Personal information
- Full name: Gary Middlehurst
- Born: 24 October 1983 (age 41) Widnes, Cheshire, England
- Height: 6 ft 0 in (1.83 m)

Playing information
- Position: Loose forward
Club
| Years | Team | Pld | T | G | FG | P |
| 2004 | Widnes Vikings | 2 | 0 | 0 | 0 | 0 |
| 2011–12 | Rochdale Hornets | 24 | 10 | 0 | 0 | 40 |
| 2013–15 | North Wales Crusaders | 62 | 24 | 0 | 1 | 97 |
| 2016 | Oldham | 24 | 4 | 0 | 0 | 16 |
| 2017–18 | Rochdale Hornets | 33 | 6 | 0 | 0 | 24 |
|  | Total | 145 | 44 | 0 | 1 | 177 |
- Source: As of 14 August 2024

= Gary Middlehurst =

English rugby league footballer

Gary Middlehurst (born 24 October 1983) is an English rugby league footballer who last played as a loose forward for the Rochdale Hornets in the Championship.
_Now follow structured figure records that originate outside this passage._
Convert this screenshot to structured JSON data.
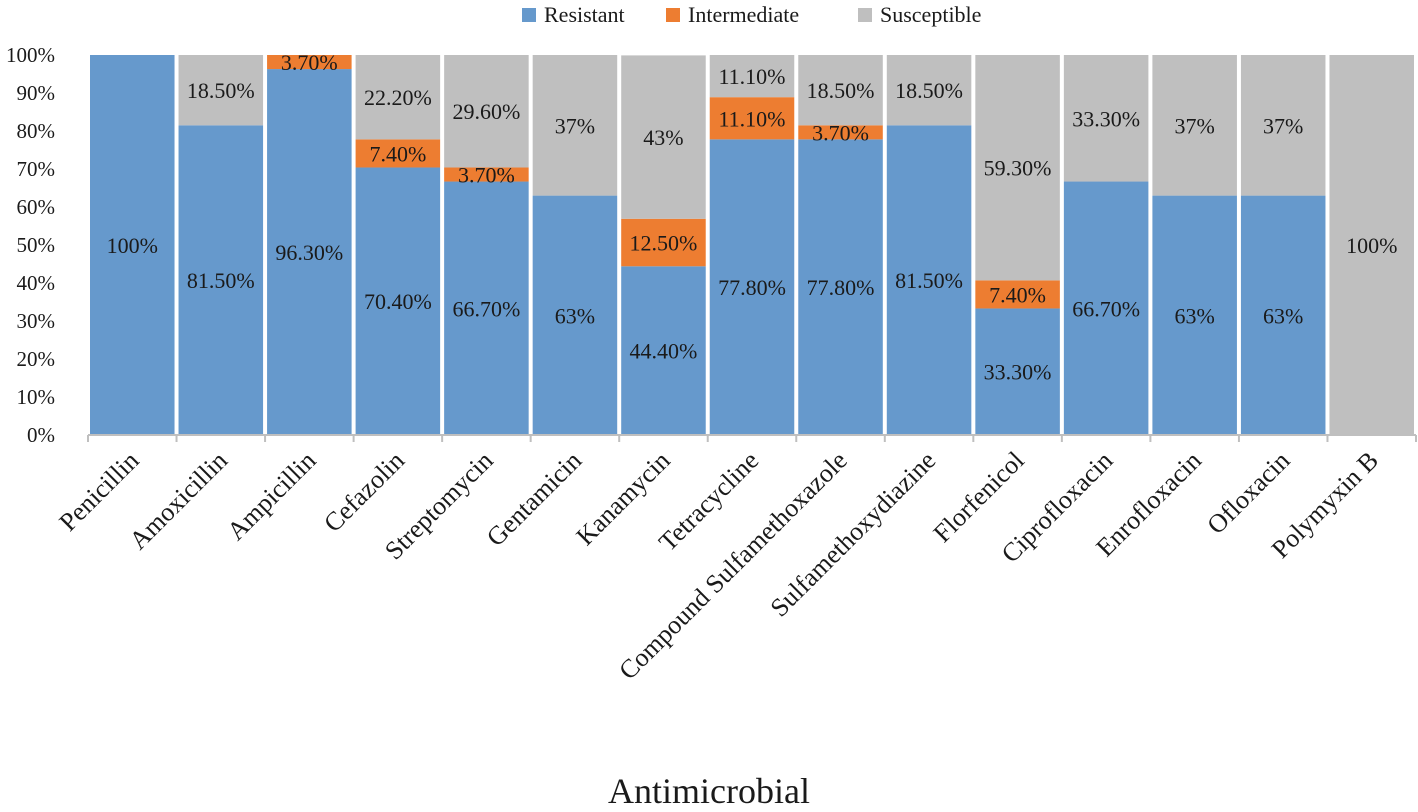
{
  "chart_data": {
    "type": "bar",
    "stacked": true,
    "xlabel": "Antimicrobial",
    "ylabel": "",
    "ylim": [
      0,
      100
    ],
    "y_ticks": [
      "0%",
      "10%",
      "20%",
      "30%",
      "40%",
      "50%",
      "60%",
      "70%",
      "80%",
      "90%",
      "100%"
    ],
    "legend_position": "top",
    "categories": [
      "Penicillin",
      "Amoxicillin",
      "Ampicillin",
      "Cefazolin",
      "Streptomycin",
      "Gentamicin",
      "Kanamycin",
      "Tetracycline",
      "Compound Sulfamethoxazole",
      "Sulfamethoxydiazine",
      "Florfenicol",
      "Ciprofloxacin",
      "Enrofloxacin",
      "Ofloxacin",
      "Polymyxin B"
    ],
    "series": [
      {
        "name": "Resistant",
        "color": "#6699cc",
        "values": [
          100,
          81.5,
          96.3,
          70.4,
          66.7,
          63,
          44.4,
          77.8,
          77.8,
          81.5,
          33.3,
          66.7,
          63,
          63,
          0
        ],
        "labels": [
          "100%",
          "81.50%",
          "96.30%",
          "70.40%",
          "66.70%",
          "63%",
          "44.40%",
          "77.80%",
          "77.80%",
          "81.50%",
          "33.30%",
          "66.70%",
          "63%",
          "63%",
          ""
        ]
      },
      {
        "name": "Intermediate",
        "color": "#ed7d31",
        "values": [
          0,
          0,
          3.7,
          7.4,
          3.7,
          0,
          12.5,
          11.1,
          3.7,
          0,
          7.4,
          0,
          0,
          0,
          0
        ],
        "labels": [
          "",
          "",
          "3.70%",
          "7.40%",
          "3.70%",
          "",
          "12.50%",
          "11.10%",
          "3.70%",
          "",
          "7.40%",
          "",
          "",
          "",
          ""
        ]
      },
      {
        "name": "Susceptible",
        "color": "#bfbfbf",
        "values": [
          0,
          18.5,
          0,
          22.2,
          29.6,
          37,
          43,
          11.1,
          18.5,
          18.5,
          59.3,
          33.3,
          37,
          37,
          100
        ],
        "labels": [
          "",
          "18.50%",
          "",
          "22.20%",
          "29.60%",
          "37%",
          "43%",
          "11.10%",
          "18.50%",
          "18.50%",
          "59.30%",
          "33.30%",
          "37%",
          "37%",
          "100%"
        ]
      }
    ]
  }
}
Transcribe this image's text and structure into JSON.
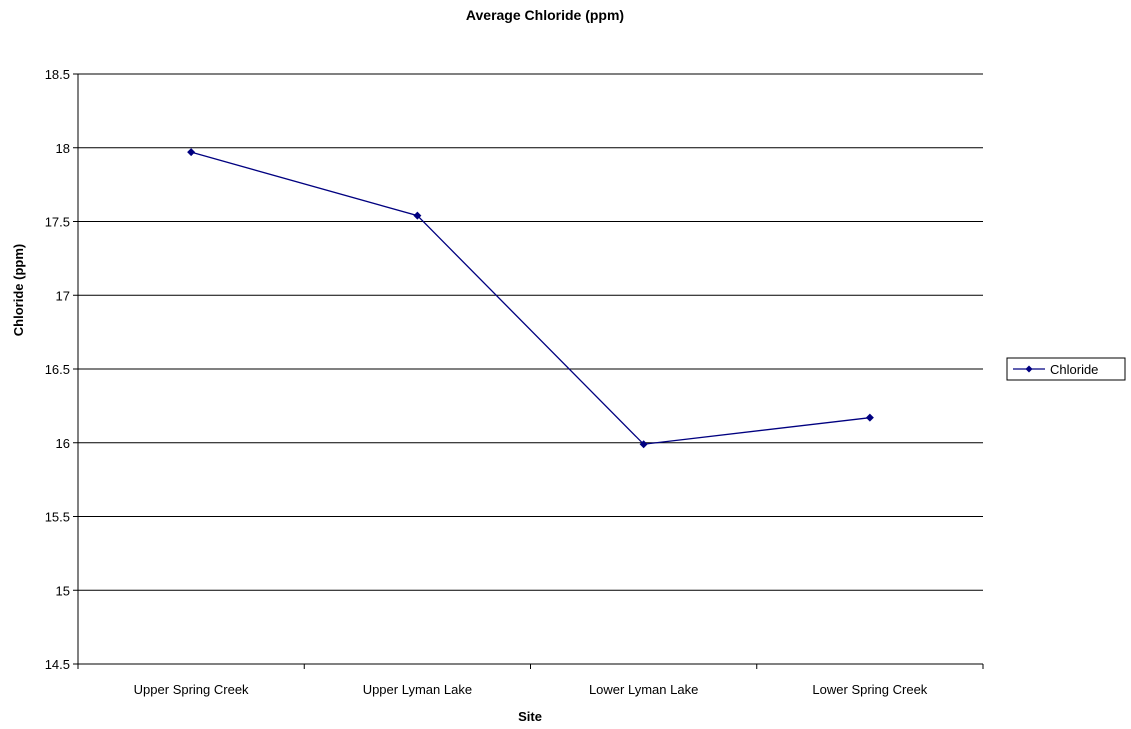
{
  "chart_data": {
    "type": "line",
    "title": "Average Chloride (ppm)",
    "xlabel": "Site",
    "ylabel": "Chloride (ppm)",
    "categories": [
      "Upper Spring Creek",
      "Upper Lyman Lake",
      "Lower Lyman Lake",
      "Lower Spring Creek"
    ],
    "series": [
      {
        "name": "Chloride",
        "values": [
          17.97,
          17.54,
          15.99,
          16.17
        ]
      }
    ],
    "ylim": [
      14.5,
      18.5
    ],
    "yticks": [
      "14.5",
      "15",
      "15.5",
      "16",
      "16.5",
      "17",
      "17.5",
      "18",
      "18.5"
    ],
    "grid": true,
    "legend": "right",
    "colors": {
      "series": "#000080",
      "grid": "#000000",
      "axis": "#000000"
    }
  }
}
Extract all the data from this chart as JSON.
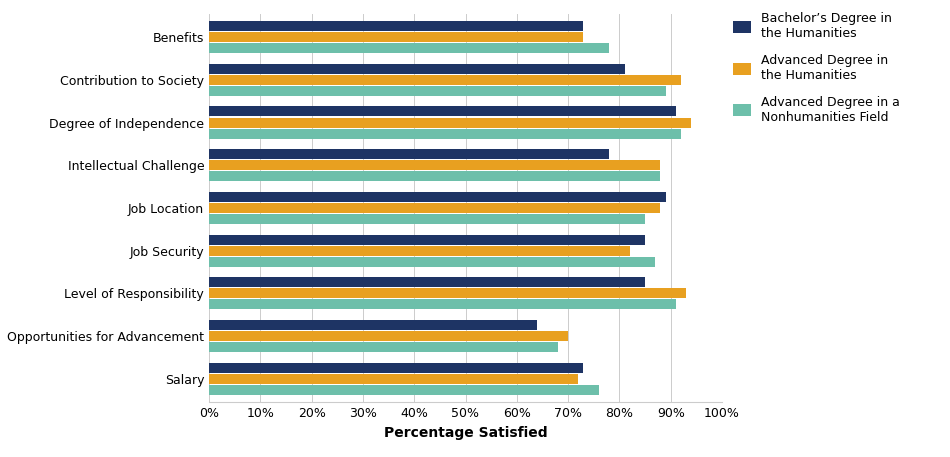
{
  "categories": [
    "Benefits",
    "Contribution to Society",
    "Degree of Independence",
    "Intellectual Challenge",
    "Job Location",
    "Job Security",
    "Level of Responsibility",
    "Opportunities for Advancement",
    "Salary"
  ],
  "series_names": [
    "Bachelor’s Degree in\nthe Humanities",
    "Advanced Degree in\nthe Humanities",
    "Advanced Degree in a\nNonhumanities Field"
  ],
  "series_values": [
    [
      73,
      81,
      91,
      78,
      89,
      85,
      85,
      64,
      73
    ],
    [
      73,
      92,
      94,
      88,
      88,
      82,
      93,
      70,
      72
    ],
    [
      78,
      89,
      92,
      88,
      85,
      87,
      91,
      68,
      76
    ]
  ],
  "colors": [
    "#1e3464",
    "#e8a020",
    "#6dbfaa"
  ],
  "xlabel": "Percentage Satisfied",
  "xlim": [
    0,
    100
  ],
  "xticks": [
    0,
    10,
    20,
    30,
    40,
    50,
    60,
    70,
    80,
    90,
    100
  ],
  "xtick_labels": [
    "0%",
    "10%",
    "20%",
    "30%",
    "40%",
    "50%",
    "60%",
    "70%",
    "80%",
    "90%",
    "100%"
  ],
  "bar_height": 0.26,
  "background_color": "#ffffff"
}
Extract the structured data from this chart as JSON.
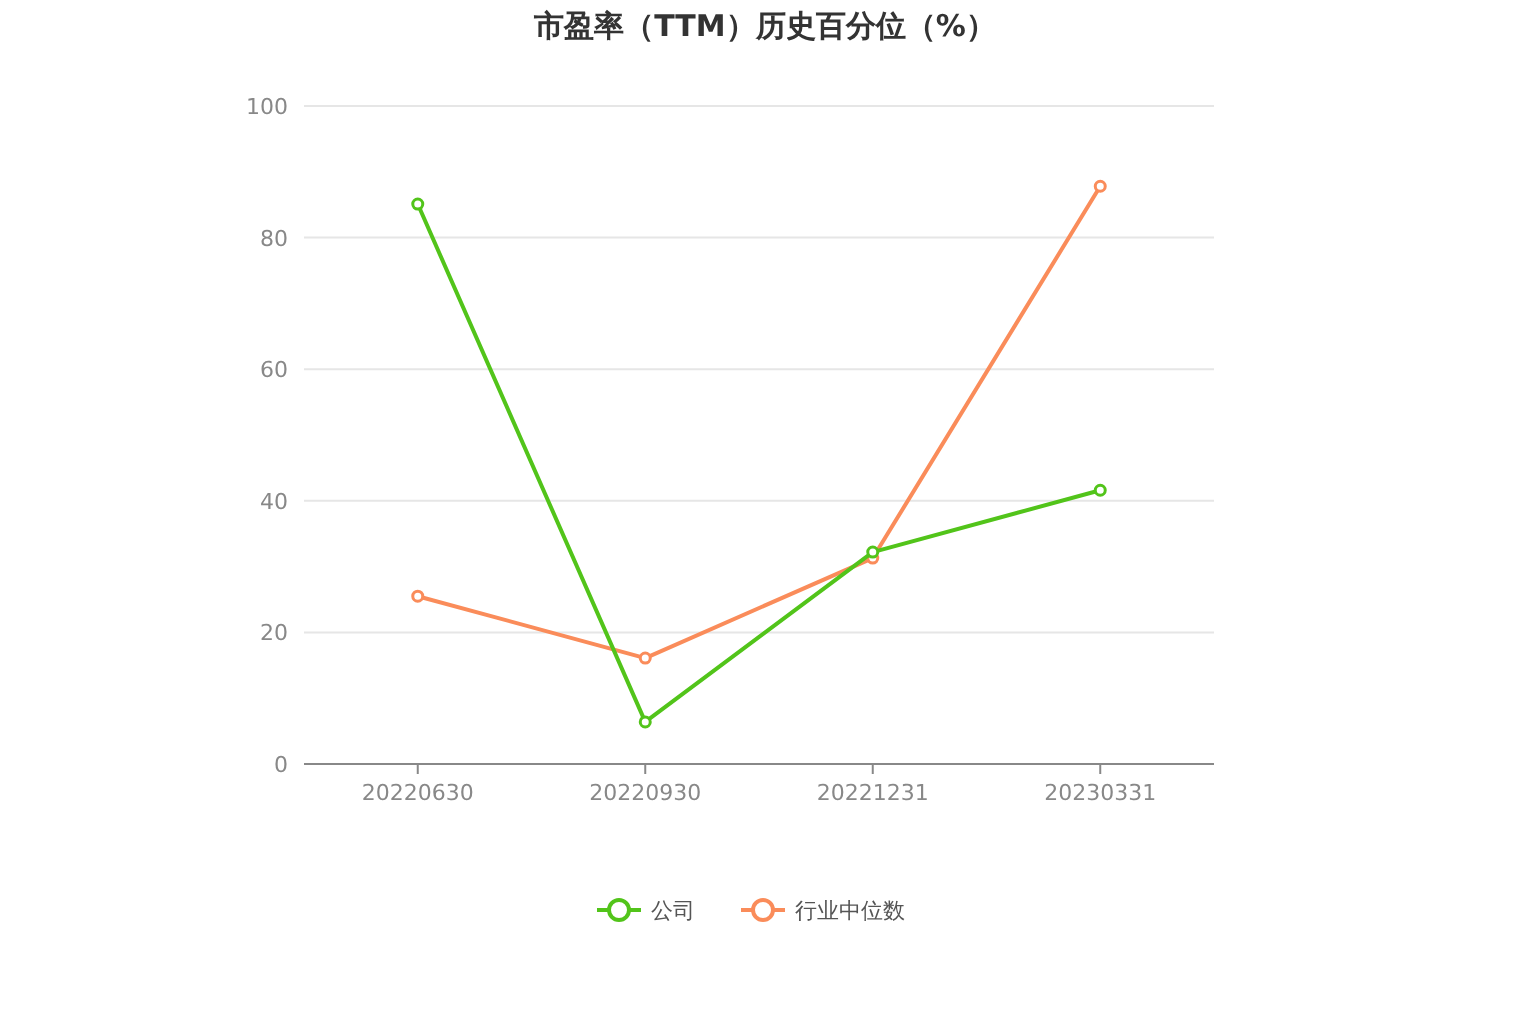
{
  "chart_data": {
    "type": "line",
    "title": "市盈率（TTM）历史百分位（%）",
    "categories": [
      "20220630",
      "20220930",
      "20221231",
      "20230331"
    ],
    "series": [
      {
        "name": "公司",
        "color": "#52c41a",
        "values": [
          85.1,
          6.4,
          32.2,
          41.6
        ]
      },
      {
        "name": "行业中位数",
        "color": "#fa8c5a",
        "values": [
          25.5,
          16.1,
          31.3,
          87.8
        ]
      }
    ],
    "ylim": [
      0,
      100
    ],
    "yticks": [
      0,
      20,
      40,
      60,
      80,
      100
    ],
    "grid": "y",
    "legend": "bottom",
    "marker": "circle",
    "line_style": "solid"
  }
}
Middlehurst signed for the North Wales Crusaders from the Rochdale Hornets after starting his career at Widnes. A season-ending injury led to his release by the Crusaders in August 2015, which enabled him to go on a round-the-world trip. Upon his return to the UK in February 2016 he played one season for Oldham RLFC. In October 2016, Middlehurst re-signed with Rochdale.